Rally (or 'Rally O' in the USA) is a canine sport derived from the heelwork elements of competitive Obedience. It differs from Obedience primarily in that competitors and dogs attempt a pre-set course along which signs are placed at up to 15 stations (Level 1) along the course.
The selection of exercises and design of course is at the judge's discretion. Each individual round is performed at a 'brisk pace' and takes around four minutes. There is no direction from the judge or steward as in Obedience; the signs are all the guidance competitors receive. Handlers walk through the course (without dogs) before the competition starts. At Levels 1 and 2, the lowest levels, dogs compete on lead and a loose lead is emphasized. The handler may give verbal commands and encouragement throughout as necessary.

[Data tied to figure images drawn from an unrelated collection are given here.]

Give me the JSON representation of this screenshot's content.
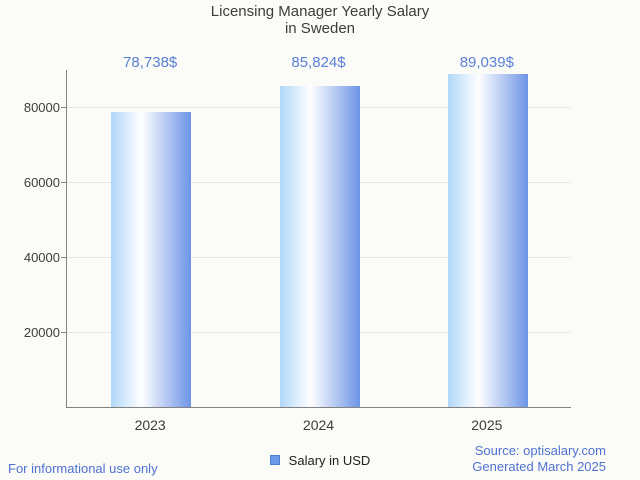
{
  "chart": {
    "title_line1": "Licensing Manager Yearly Salary",
    "title_line2": "in Sweden",
    "legend": {
      "label": "Salary in USD",
      "swatch_icon": "blue-square-icon"
    },
    "footer_left": "For informational use only",
    "footer_source": "Source: optisalary.com",
    "footer_generated": "Generated March 2025"
  },
  "chart_data": {
    "type": "bar",
    "title": "Licensing Manager Yearly Salary in Sweden",
    "categories": [
      "2023",
      "2024",
      "2025"
    ],
    "values": [
      78738,
      85824,
      89039
    ],
    "value_labels": [
      "78,738$",
      "85,824$",
      "89,039$"
    ],
    "series": [
      {
        "name": "Salary in USD",
        "values": [
          78738,
          85824,
          89039
        ]
      }
    ],
    "xlabel": "",
    "ylabel": "",
    "yticks": [
      20000,
      40000,
      60000,
      80000
    ],
    "ytick_labels": [
      "20000",
      "40000",
      "60000",
      "80000"
    ],
    "ylim": [
      0,
      90270
    ],
    "grid": true,
    "legend_position": "bottom",
    "colors": {
      "background": "#fbfbf8",
      "bar_gradient": [
        "#b0d7f8",
        "#ffffff",
        "#6d94e6"
      ],
      "bar_gradient_stops": [
        0,
        38,
        100
      ],
      "value_label": "#5b80d7",
      "footer_text": "#4f72d1",
      "axis_text": "#3d3d3d",
      "title_text": "#3d3d3d",
      "legend_swatch_fill": "#6d9ae8",
      "legend_swatch_border": "#4d80d0",
      "grid_line": "#e6e6e6",
      "axis_line": "#828282"
    }
  }
}
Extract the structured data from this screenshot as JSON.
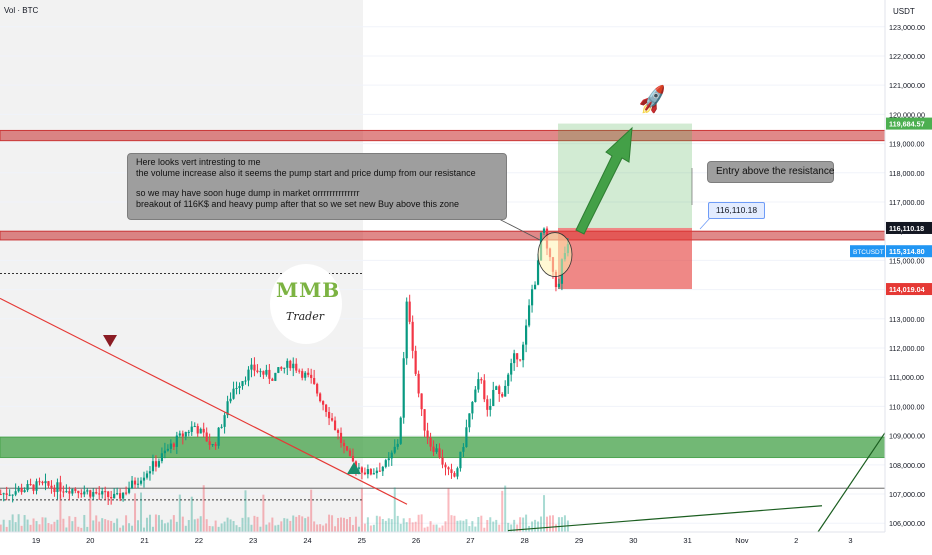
{
  "header": {
    "title": "Vol · BTC",
    "currency": "USDT"
  },
  "chart_data": {
    "type": "candlestick",
    "symbol": "BTCUSDT",
    "ylim": [
      105700,
      123300
    ],
    "y_ticks": [
      "106,000.00",
      "107,000.00",
      "108,000.00",
      "109,000.00",
      "110,000.00",
      "111,000.00",
      "112,000.00",
      "113,000.00",
      "114,000.00",
      "115,000.00",
      "116,000.00",
      "117,000.00",
      "118,000.00",
      "119,000.00",
      "120,000.00",
      "121,000.00",
      "122,000.00",
      "123,000.00"
    ],
    "x_ticks": [
      "19",
      "20",
      "21",
      "22",
      "23",
      "24",
      "25",
      "26",
      "27",
      "28",
      "29",
      "30",
      "31",
      "Nov",
      "2",
      "3"
    ],
    "price_path": [
      [
        0,
        107000
      ],
      [
        2,
        107300
      ],
      [
        4,
        107150
      ],
      [
        6,
        106850
      ],
      [
        7,
        107450
      ],
      [
        8,
        108050
      ],
      [
        9,
        108800
      ],
      [
        10,
        109350
      ],
      [
        11,
        108600
      ],
      [
        12,
        110600
      ],
      [
        13,
        111300
      ],
      [
        14,
        111000
      ],
      [
        15,
        111500
      ],
      [
        16,
        110900
      ],
      [
        17,
        109700
      ],
      [
        18,
        108150
      ],
      [
        19,
        107700
      ],
      [
        20,
        108050
      ],
      [
        20.6,
        108900
      ],
      [
        21.0,
        113800
      ],
      [
        21.4,
        111300
      ],
      [
        21.8,
        109500
      ],
      [
        22.2,
        108700
      ],
      [
        22.6,
        108450
      ],
      [
        23,
        107800
      ],
      [
        23.4,
        107500
      ],
      [
        23.8,
        108400
      ],
      [
        24.2,
        109700
      ],
      [
        24.8,
        111100
      ],
      [
        25.2,
        109500
      ],
      [
        25.5,
        110800
      ],
      [
        25.8,
        110300
      ],
      [
        26.2,
        111000
      ],
      [
        26.6,
        111800
      ],
      [
        26.9,
        111700
      ],
      [
        27.2,
        112900
      ],
      [
        27.4,
        113900
      ],
      [
        27.6,
        114300
      ],
      [
        27.75,
        114800
      ],
      [
        27.9,
        115900
      ],
      [
        28.05,
        116000
      ],
      [
        28.2,
        115400
      ],
      [
        28.35,
        115000
      ],
      [
        28.5,
        114700
      ],
      [
        28.65,
        114300
      ],
      [
        28.8,
        113900
      ],
      [
        28.9,
        114500
      ],
      [
        29.0,
        115000
      ],
      [
        29.15,
        115300
      ],
      [
        29.3,
        115400
      ]
    ],
    "price_labels": [
      {
        "value": 119684.57,
        "text": "119,684.57",
        "color": "#4caf50"
      },
      {
        "value": 116110.18,
        "text": "116,110.18",
        "color": "#131722"
      },
      {
        "value": 115314.8,
        "text": "115,314.80",
        "color": "#2196f3"
      },
      {
        "value": 114019.04,
        "text": "114,019.04",
        "color": "#e53935"
      }
    ],
    "symbol_tag": "BTCUSDT",
    "zones": [
      {
        "kind": "resistance",
        "from": 119100,
        "to": 119450,
        "color": "#c62828"
      },
      {
        "kind": "resistance",
        "from": 115700,
        "to": 116000,
        "color": "#c62828"
      },
      {
        "kind": "support",
        "from": 108250,
        "to": 108950,
        "color": "#43a047"
      }
    ],
    "position": {
      "entry": 116110.18,
      "target": 119684.57,
      "stop": 114019.04
    },
    "dotted_levels": [
      114550,
      106800
    ],
    "price_callout": "116,110.18"
  },
  "annotations": {
    "note_main": [
      "Here looks vert intresting to me",
      "the volume increase also it seems the pump start and price dump from our resistance",
      "",
      "so we may have soon huge dump in market orrrrrrrrrrrrrr",
      "breakout of 116K$ and heavy pump after that so we set new Buy above this zone"
    ],
    "note_entry": "Entry above the resistance",
    "logo_letters": "MMB",
    "logo_word": "Trader"
  },
  "colors": {
    "bull": "#089981",
    "bear": "#f23645",
    "axis_text": "#131722",
    "grid": "#f0f3fa"
  }
}
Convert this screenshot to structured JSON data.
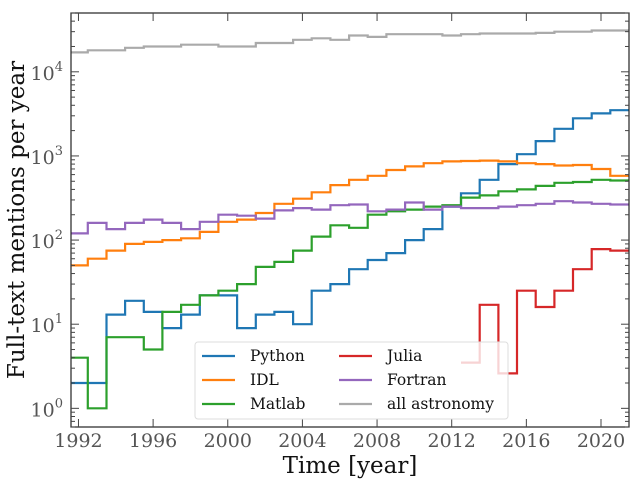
{
  "chart_data": {
    "type": "line",
    "style": "step-histogram",
    "title": "",
    "xlabel": "Time [year]",
    "ylabel": "Full-text mentions per year",
    "yscale": "log",
    "xlim": [
      1991.6,
      2021.5
    ],
    "ylim": [
      0.6,
      50000
    ],
    "grid": false,
    "legend_position": "lower-center",
    "legend_columns": 2,
    "x_ticks": [
      1992,
      1996,
      2000,
      2004,
      2008,
      2012,
      2016,
      2020
    ],
    "x_tick_labels": [
      "1992",
      "1996",
      "2000",
      "2004",
      "2008",
      "2012",
      "2016",
      "2020"
    ],
    "y_ticks": [
      1,
      10,
      100,
      1000,
      10000
    ],
    "y_tick_labels": [
      {
        "base": "10",
        "exp": "0"
      },
      {
        "base": "10",
        "exp": "1"
      },
      {
        "base": "10",
        "exp": "2"
      },
      {
        "base": "10",
        "exp": "3"
      },
      {
        "base": "10",
        "exp": "4"
      }
    ],
    "x": [
      1992,
      1993,
      1994,
      1995,
      1996,
      1997,
      1998,
      1999,
      2000,
      2001,
      2002,
      2003,
      2004,
      2005,
      2006,
      2007,
      2008,
      2009,
      2010,
      2011,
      2012,
      2013,
      2014,
      2015,
      2016,
      2017,
      2018,
      2019,
      2020,
      2021
    ],
    "series": [
      {
        "name": "Python",
        "color": "#1f77b4",
        "values": [
          2,
          2,
          13,
          19,
          14,
          9,
          13,
          22,
          22,
          9,
          13,
          14,
          10,
          25,
          30,
          45,
          58,
          70,
          100,
          135,
          250,
          360,
          520,
          800,
          1050,
          1500,
          2100,
          2800,
          3200,
          3500
        ]
      },
      {
        "name": "IDL",
        "color": "#ff7f0e",
        "values": [
          50,
          60,
          75,
          90,
          95,
          100,
          105,
          125,
          165,
          175,
          210,
          270,
          310,
          370,
          450,
          520,
          580,
          680,
          750,
          820,
          860,
          870,
          880,
          860,
          820,
          800,
          770,
          780,
          700,
          580
        ]
      },
      {
        "name": "Matlab",
        "color": "#2ca02c",
        "values": [
          4,
          1,
          7,
          7,
          5,
          14,
          17,
          22,
          25,
          30,
          48,
          55,
          75,
          110,
          150,
          140,
          200,
          220,
          230,
          250,
          260,
          320,
          340,
          380,
          400,
          440,
          480,
          490,
          520,
          510
        ]
      },
      {
        "name": "Julia",
        "color": "#d62728",
        "values": [
          null,
          null,
          null,
          null,
          null,
          null,
          null,
          null,
          null,
          null,
          null,
          null,
          null,
          null,
          null,
          null,
          null,
          null,
          null,
          null,
          null,
          3.5,
          17,
          2.6,
          25,
          16,
          25,
          45,
          78,
          75
        ]
      },
      {
        "name": "Fortran",
        "color": "#9467bd",
        "values": [
          120,
          160,
          135,
          160,
          175,
          160,
          135,
          165,
          200,
          195,
          180,
          225,
          240,
          230,
          260,
          265,
          220,
          230,
          280,
          230,
          250,
          240,
          240,
          250,
          260,
          270,
          290,
          280,
          270,
          265
        ]
      },
      {
        "name": "all astronomy",
        "color": "#aaaaaa",
        "values": [
          17000,
          18000,
          18000,
          19300,
          20000,
          20000,
          21000,
          21000,
          20000,
          20000,
          22000,
          22000,
          24000,
          25000,
          24000,
          27000,
          26000,
          28000,
          28000,
          28000,
          27000,
          28000,
          28500,
          28500,
          28500,
          29000,
          30000,
          30000,
          31000,
          31000
        ]
      }
    ]
  }
}
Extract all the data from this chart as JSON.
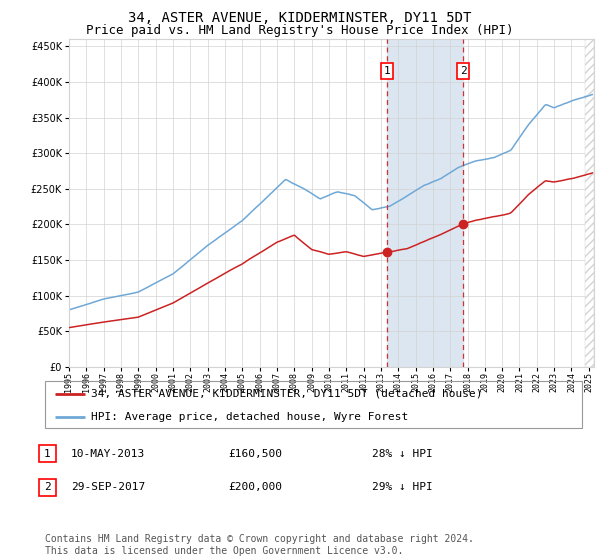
{
  "title": "34, ASTER AVENUE, KIDDERMINSTER, DY11 5DT",
  "subtitle": "Price paid vs. HM Land Registry's House Price Index (HPI)",
  "ylim": [
    0,
    460000
  ],
  "yticks": [
    0,
    50000,
    100000,
    150000,
    200000,
    250000,
    300000,
    350000,
    400000,
    450000
  ],
  "xlim_start": 1995.0,
  "xlim_end": 2025.3,
  "sale1_date": 2013.36,
  "sale1_price": 160500,
  "sale2_date": 2017.75,
  "sale2_price": 200000,
  "hpi_color": "#6fa8d6",
  "price_color": "#cc2222",
  "shade_color": "#dce6f0",
  "vline_color": "#cc3333",
  "legend_label_price": "34, ASTER AVENUE, KIDDERMINSTER, DY11 5DT (detached house)",
  "legend_label_hpi": "HPI: Average price, detached house, Wyre Forest",
  "annotation1_date": "10-MAY-2013",
  "annotation1_price": "£160,500",
  "annotation1_hpi": "28% ↓ HPI",
  "annotation2_date": "29-SEP-2017",
  "annotation2_price": "£200,000",
  "annotation2_hpi": "29% ↓ HPI",
  "footer": "Contains HM Land Registry data © Crown copyright and database right 2024.\nThis data is licensed under the Open Government Licence v3.0.",
  "title_fontsize": 10,
  "subtitle_fontsize": 9,
  "tick_fontsize": 7,
  "legend_fontsize": 8,
  "footer_fontsize": 7
}
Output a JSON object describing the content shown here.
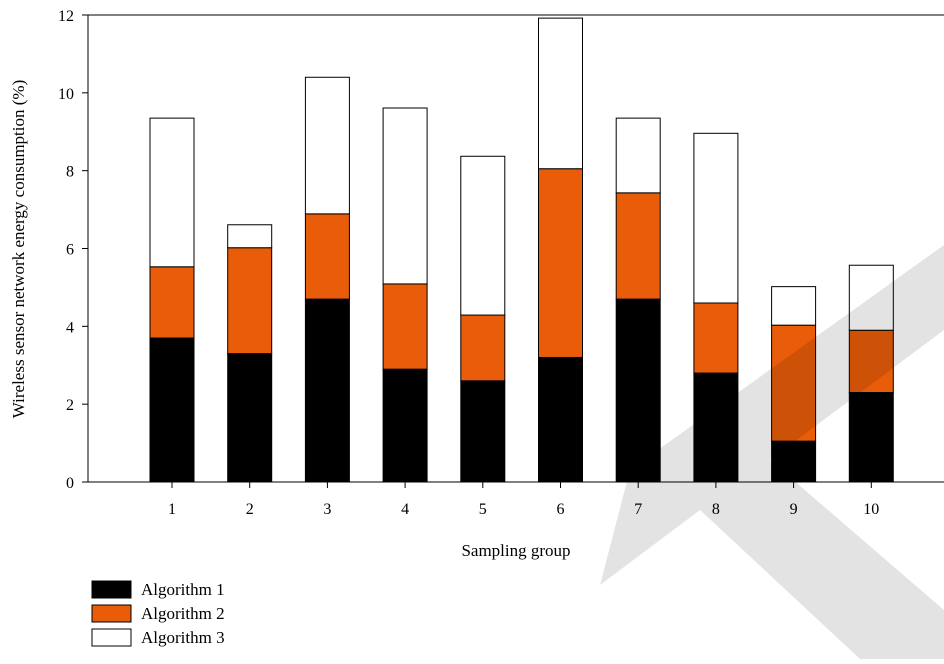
{
  "chart_data": {
    "type": "bar",
    "stacked": true,
    "categories": [
      "1",
      "2",
      "3",
      "4",
      "5",
      "6",
      "7",
      "8",
      "9",
      "10"
    ],
    "series": [
      {
        "name": "Algorithm 1",
        "color": "#000000",
        "values": [
          3.7,
          3.3,
          4.7,
          2.9,
          2.6,
          3.2,
          4.7,
          2.8,
          1.05,
          2.3
        ]
      },
      {
        "name": "Algorithm 2",
        "color": "#e85c0a",
        "values": [
          1.83,
          2.72,
          2.19,
          2.19,
          1.69,
          4.85,
          2.73,
          1.8,
          2.98,
          1.6
        ]
      },
      {
        "name": "Algorithm 3",
        "color": "#ffffff",
        "values": [
          3.82,
          0.59,
          3.51,
          4.52,
          4.08,
          3.87,
          1.92,
          4.36,
          0.99,
          1.67
        ]
      }
    ],
    "xlabel": "Sampling group",
    "ylabel": "Wireless sensor network energy consumption (%)",
    "ylim": [
      0,
      12
    ],
    "yticks": [
      "0",
      "2",
      "4",
      "6",
      "8",
      "10",
      "12"
    ],
    "grid": false,
    "legend_position": "bottom-left"
  }
}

More advanced levels require dogs to compete off lead. Physical or harsh verbal correction is strictly penalised. Elements of Obedience such as group stays and scent exercises do not feature; like agility, once the competitor has completed the round he or she has finished. Although based on Obedience heelwork, many exercises differ significantly from those found in competitive Obedience and introduce innovative concepts of control of the dog.
Competitors start each round with a perfect score of 200 and deductions are made by the judge for inaccuracies and mistakes in performance. As in Working Trials, progression to the next Level will be based on reaching a qualifying standard, requiring three qualifying scores of 170 or better under three different judges. Places are awarded at competitions but progression is independent of winning first places.